A Casa Branca está na ofensiva diplomática no Sudeste Asiático após anos de envolvimento passivo dos EUA, recentemente enviando diplomatas importantes para a região junto com as vacinas COVID-19 que responderam por cerca de um quinto dos 111,7 milhões de doses que doou globalmente.

Além de garantir um acordo militar importante com as Filipinas em julho, a abordagem sinaliza uma postura mais assertiva em uma parte do mundo que se tornou economicamente mais dependente de Pequim.

Os líderes do sudeste asiático estarão à procura de Harris para reassegurá-los do papel da América como um importante parceiro comercial que oferece uma presença de segurança confiável contra a assertividade de Pequim em áreas como o Mar do Sul da China. Mas eles também desconfiam de quaisquer comentários que possam forçá-los a escolher entre os EUA e a China em questões que vão de redes 5G a ajuda financeira.

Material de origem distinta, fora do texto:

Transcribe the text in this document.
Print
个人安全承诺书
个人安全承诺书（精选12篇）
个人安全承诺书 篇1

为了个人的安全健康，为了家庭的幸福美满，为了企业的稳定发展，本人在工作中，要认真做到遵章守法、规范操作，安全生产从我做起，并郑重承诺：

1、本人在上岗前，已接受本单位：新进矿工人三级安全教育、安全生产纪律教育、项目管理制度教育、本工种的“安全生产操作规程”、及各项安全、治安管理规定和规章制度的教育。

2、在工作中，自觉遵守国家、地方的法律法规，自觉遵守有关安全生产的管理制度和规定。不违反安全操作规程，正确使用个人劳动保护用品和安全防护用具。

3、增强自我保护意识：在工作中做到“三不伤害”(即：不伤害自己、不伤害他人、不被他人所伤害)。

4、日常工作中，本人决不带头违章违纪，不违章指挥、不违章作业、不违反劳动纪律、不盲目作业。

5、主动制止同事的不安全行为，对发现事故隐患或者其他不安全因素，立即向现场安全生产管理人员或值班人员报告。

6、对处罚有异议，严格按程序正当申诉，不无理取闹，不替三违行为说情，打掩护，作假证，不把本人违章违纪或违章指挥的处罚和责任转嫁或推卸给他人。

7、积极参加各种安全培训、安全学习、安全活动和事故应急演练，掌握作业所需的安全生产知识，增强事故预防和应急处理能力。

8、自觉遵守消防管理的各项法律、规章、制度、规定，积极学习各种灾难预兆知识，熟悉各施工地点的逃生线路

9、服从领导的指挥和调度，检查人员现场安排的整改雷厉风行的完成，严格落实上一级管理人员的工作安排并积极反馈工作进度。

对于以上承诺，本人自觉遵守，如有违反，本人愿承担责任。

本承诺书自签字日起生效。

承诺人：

“De muitas maneiras, os EUA estão tentando recuperar o atraso na Ásia como resultado de terem prestado pouca atenção à região nos últimos 20 anos”, disse Carl Schuster, ex-diretor de operações do Centro de Inteligência Conjunta do Comando do Pacífico dos EUA. “Posso garantir que nenhum país do Sudeste Asiático deseja escolher entre os Estados Unidos e a China. Eles não veem benefícios em escolher lados e muitas desvantagens ”.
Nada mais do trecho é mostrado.